Respondents report that 32 percent of today’s data center purchases are energy friendly. These purchases have made data centers greener, with respondents reporting that:

  • 65 percent have virtualized servers and storage.
  • 60 percent have consolidated servers.
  • 46 percent have implemented hardware with newer, low-power or low-wattage processors.
  • 44 percent have implemented ENERGY STAR devices.
  • 31 percent have deployed power-efficient networking equipment.
  • 28 percent use energy-efficient and load-shedding uninterruptible power supplies (UPS).
  • 23 percent have implemented new cooling approaches, including in-aisle cooling, hot/cold aisle containment, water cooling and power/cooling management software.
  • 17 percent have increased use of hosted services.

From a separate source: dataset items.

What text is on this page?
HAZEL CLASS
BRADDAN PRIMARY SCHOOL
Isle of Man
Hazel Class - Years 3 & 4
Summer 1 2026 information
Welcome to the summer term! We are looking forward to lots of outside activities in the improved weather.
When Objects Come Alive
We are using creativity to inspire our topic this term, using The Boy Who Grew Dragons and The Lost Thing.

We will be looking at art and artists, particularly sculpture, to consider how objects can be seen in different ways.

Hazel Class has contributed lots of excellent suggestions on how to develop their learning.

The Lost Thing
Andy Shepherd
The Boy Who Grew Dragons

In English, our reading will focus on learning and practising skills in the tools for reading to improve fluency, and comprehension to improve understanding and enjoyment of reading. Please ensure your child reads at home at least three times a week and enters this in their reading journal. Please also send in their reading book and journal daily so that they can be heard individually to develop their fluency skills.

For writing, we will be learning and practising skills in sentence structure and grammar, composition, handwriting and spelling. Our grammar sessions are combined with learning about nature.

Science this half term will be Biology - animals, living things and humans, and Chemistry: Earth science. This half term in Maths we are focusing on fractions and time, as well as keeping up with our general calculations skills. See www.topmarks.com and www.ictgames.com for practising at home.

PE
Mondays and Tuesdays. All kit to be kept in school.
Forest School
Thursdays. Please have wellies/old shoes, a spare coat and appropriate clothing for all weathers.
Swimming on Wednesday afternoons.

In addition to being better for the environment, these tactics have provided tangible energy savings to organizations implementing them. For instance, respondents estimate that virtualized servers and storage in the data center have reduced energy consumption by 28 percent over previous power use. New cooling approaches are 22 percent more energy efficient than older cooling methods. Of those respondents who have a plan in place to manage data center power consumption, more than 70 percent in each industry sector (including business, nonprofit, government and education) say they have reduced their actual data center energy costs by at least 1 percent.

While cloud computing is a market basket of discrete technologies and services, it is entirely about IT efficiency

Interestingly, IT professionals also view cloud computing as a key to managing energy use, with 62 percent of respondents calling it an energy efficient method of data center consolidation, an increase of 15 percent since 2010. Greenbiz reported that cloud computing also can lead to indirect energy savings, which while less important to the business, can be significant to the environment overall. Since cloud computing makes remote data access simple, it can reduce the need for employees to travel to a physical office, resulting in reduced “emissions from commuting, as well as lowering other environmental impacts associated with maintaining office space,” CDW told Greenbiz.

“While cloud computing is a market basket of discrete technologies and services, it is entirely about IT efficiency, and as a strategy, it can deliver significant energy savings that will complement other solutions within the data center,” Norm Lillis, vice president of systems solutions at CDW, said in a press release.

What kinds of energy efficient solutions have you employed in your data center plans? Is cloud computing among them?